Service de Médecine Intensive - Réanimation, Hôpital de La Croix Rousse, Hospices Civils de Lyon, 103 Grande Rue de la Croix Rousse, 69004, Lyon, France.
Univ Lyon, INSA-Lyon, Université Claude Bernard Lyon 1, UJM-Saint Etienne, CNRS, Inserm, CREATIS UMR 5220, U1294, F-69621, Villeurbanne, France.
Eur J Nucl Med Mol Imaging. 2022 Jun;49(7):2122-2136. doi: 10.1007/s00259-022-05713-z. Epub 2022 Feb 7.
Imaging of acute lung inflammation is pivotal to evaluate innovative ventilation strategies. We aimed to develop and validate a three-tissue compartment kinetic model (3TCM) of C-PK11195 lung uptake in experimental acute respiratory distress syndrome (ARDS) to help quantify macrophagic inflammation, while accounting for the impact of its non-specific and irreversible uptake in lung tissues.
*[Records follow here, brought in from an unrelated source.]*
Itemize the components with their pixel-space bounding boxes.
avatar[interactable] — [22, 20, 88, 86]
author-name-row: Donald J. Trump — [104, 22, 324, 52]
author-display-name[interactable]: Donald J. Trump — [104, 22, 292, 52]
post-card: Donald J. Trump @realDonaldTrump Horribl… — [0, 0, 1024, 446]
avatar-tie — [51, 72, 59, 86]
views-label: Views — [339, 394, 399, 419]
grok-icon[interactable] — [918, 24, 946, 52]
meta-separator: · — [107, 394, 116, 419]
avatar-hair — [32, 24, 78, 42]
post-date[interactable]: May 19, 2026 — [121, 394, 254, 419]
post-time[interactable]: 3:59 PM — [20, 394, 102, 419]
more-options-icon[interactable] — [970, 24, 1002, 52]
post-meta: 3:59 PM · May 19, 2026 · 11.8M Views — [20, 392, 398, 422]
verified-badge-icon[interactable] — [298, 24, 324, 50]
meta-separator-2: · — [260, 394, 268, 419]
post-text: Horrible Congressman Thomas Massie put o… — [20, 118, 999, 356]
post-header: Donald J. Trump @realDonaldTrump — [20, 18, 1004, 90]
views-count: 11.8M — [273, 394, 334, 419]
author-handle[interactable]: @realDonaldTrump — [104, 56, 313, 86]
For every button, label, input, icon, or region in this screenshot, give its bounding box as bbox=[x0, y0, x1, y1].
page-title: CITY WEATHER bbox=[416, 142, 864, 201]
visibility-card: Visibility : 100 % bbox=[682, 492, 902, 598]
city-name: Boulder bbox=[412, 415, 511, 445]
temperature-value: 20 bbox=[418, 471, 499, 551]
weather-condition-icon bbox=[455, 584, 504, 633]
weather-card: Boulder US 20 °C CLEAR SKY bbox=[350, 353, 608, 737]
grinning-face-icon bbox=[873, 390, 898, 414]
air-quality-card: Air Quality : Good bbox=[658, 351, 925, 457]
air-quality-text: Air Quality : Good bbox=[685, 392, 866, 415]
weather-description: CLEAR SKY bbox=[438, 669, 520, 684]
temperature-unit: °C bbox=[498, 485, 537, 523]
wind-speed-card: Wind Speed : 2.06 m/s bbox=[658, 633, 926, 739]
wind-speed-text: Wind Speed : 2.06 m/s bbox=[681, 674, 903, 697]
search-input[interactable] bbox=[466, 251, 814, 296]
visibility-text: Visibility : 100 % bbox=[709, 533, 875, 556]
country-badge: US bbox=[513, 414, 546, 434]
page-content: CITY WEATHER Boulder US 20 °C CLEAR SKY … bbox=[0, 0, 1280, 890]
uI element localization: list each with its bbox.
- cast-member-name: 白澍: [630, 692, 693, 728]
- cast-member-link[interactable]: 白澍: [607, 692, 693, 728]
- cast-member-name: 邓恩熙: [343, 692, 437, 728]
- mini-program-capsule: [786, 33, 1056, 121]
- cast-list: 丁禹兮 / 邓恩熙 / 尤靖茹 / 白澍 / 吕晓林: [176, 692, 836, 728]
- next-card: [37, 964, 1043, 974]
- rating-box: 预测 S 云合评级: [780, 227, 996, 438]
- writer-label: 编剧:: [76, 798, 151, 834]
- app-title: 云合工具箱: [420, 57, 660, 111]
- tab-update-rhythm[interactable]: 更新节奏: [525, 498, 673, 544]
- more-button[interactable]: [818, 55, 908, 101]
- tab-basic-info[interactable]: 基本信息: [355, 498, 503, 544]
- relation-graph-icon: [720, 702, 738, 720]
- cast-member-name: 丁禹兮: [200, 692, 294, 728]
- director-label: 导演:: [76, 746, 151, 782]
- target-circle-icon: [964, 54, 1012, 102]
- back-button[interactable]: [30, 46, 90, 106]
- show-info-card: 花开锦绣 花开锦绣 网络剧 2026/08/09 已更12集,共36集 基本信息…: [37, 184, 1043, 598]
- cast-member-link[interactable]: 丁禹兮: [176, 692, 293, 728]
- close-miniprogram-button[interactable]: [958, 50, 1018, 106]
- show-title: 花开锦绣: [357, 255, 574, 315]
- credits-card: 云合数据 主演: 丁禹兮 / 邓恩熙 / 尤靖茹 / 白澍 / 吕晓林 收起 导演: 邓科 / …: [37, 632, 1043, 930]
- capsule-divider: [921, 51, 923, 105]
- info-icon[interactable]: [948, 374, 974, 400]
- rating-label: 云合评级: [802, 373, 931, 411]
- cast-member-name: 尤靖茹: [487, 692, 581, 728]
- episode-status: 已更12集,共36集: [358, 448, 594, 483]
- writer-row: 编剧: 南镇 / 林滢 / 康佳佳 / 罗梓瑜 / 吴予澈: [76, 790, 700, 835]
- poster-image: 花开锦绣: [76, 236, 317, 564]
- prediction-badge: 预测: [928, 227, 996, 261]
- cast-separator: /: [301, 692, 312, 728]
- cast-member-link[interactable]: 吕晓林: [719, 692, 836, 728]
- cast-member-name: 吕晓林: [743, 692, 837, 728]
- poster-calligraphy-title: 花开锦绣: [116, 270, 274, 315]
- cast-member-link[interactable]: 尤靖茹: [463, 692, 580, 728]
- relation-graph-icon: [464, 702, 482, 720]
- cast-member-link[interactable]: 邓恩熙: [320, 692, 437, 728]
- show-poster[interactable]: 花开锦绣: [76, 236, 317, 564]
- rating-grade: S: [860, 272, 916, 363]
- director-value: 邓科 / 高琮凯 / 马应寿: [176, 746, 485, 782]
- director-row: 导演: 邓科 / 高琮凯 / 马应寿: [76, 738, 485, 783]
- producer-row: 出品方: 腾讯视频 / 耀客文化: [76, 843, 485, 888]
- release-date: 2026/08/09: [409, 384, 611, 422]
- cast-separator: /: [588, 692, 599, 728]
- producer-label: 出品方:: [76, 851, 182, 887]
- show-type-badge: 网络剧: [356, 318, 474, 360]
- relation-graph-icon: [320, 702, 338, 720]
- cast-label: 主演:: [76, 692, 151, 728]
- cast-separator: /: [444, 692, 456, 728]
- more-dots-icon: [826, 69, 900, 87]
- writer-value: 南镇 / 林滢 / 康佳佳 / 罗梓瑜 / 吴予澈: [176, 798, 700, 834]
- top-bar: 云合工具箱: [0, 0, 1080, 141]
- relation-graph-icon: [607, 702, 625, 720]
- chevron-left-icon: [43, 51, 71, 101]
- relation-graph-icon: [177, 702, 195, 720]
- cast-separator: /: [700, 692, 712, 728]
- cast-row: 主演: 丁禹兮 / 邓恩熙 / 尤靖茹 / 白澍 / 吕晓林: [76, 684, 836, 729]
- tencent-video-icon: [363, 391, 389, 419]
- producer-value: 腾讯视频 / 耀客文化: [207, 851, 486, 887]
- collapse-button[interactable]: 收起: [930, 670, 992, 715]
We analyzed the data of 38 positron emission tomography (PET) studies performed in 21 swine with or without experimental ARDS, receiving general anesthesia and mechanical ventilation. Model input function was a plasma, metabolite-corrected, image-derived input function measured in the main pulmonary artery. Regional lung analysis consisted in applying both the 3TCM and the two-tissue compartment model (2TCM); in each region, the best model was selected using a selection algorithm with a goodness-of-fit criterion. Regional best model binding potentials (BP) were compared to lung macrophage presence, semi-quantified in pathology.
The 3TCM was preferred in 142 lung regions (62%, 95% confidence interval: 56 to 69%). BP determined by the 2TCM was significantly higher than the value computed with the 3TCM (overall median with interquartile range: 0.81 [0.44-1.33] vs. 0.60 [0.34-0.94], p < 0.02). Regional macrophage score was significantly associated with the best model BP (p = 0.03). Regional BP was significantly increased in the hyperinflated lung compartment, compared to the normally aerated one (median with interquartile range: 0.8 [0.6-1.7] vs. 0.6 [0.3-0.8], p = 0.03).
To assess the intensity and spatial distribution of acute macrophagic lung inflammation in the context of experimental ARDS with mechanical ventilation, PET quantification of C-PK11195 lung uptake was significantly improved in most lung regions using the 3TCM. This new methodology offers the opportunity to non-invasively evaluate innovative ventilatory strategies aiming at controlling acute lung inflammation.
急性肺炎症的影像学检查对于评估创新通气策略至关重要。本研究旨在开发和验证实验性急性呼吸窘迫综合征(ARDS)中[C](R)-PK11195 肺摄取的三组织室动力学模型(3TCM),以帮助量化巨噬细胞炎症,同时考虑其在肺组织中非特异性和不可逆摄取的影响。
我们分析了 21 头接受全身麻醉和机械通气的猪中 38 项正电子发射断层扫描(PET)研究的数据,这些猪患有或未患有实验性 ARDS。模型输入函数为主肺动脉中测量的经图像校正的、代谢物校正的、图像衍生的输入函数。区域肺分析包括应用 3TCM 和双组织室模型(2TCM);在每个区域,使用具有拟合优度标准的选择算法选择最佳模型。将区域最佳模型结合位(BP)与病理学上半定量的肺巨噬细胞存在进行比较。
在 142 个肺区(62%,95%置信区间:56 至 69%)中,首选 3TCM。2TCM 确定的 BP 明显高于 3TCM 计算的值(总体中位数[四分位距]:0.81[0.44-1.33]与 0.60[0.34-0.94],p<0.02)。区域巨噬细胞评分与最佳模型 BP 显著相关(p=0.03)。与正常充气肺区相比,过度充气肺区的区域 BP 明显升高(中位数[四分位距]:0.8[0.6-1.7]与 0.6[0.3-0.8],p=0.03)。
为了在机械通气的实验性 ARDS 背景下评估急性巨噬细胞肺炎症的强度和空间分布,使用 3TCM 对[C](R)-PK11195 肺摄取进行 PET 定量在大多数肺区显著改善。这种新方法为评估旨在控制急性肺炎症的创新通气策略提供了机会。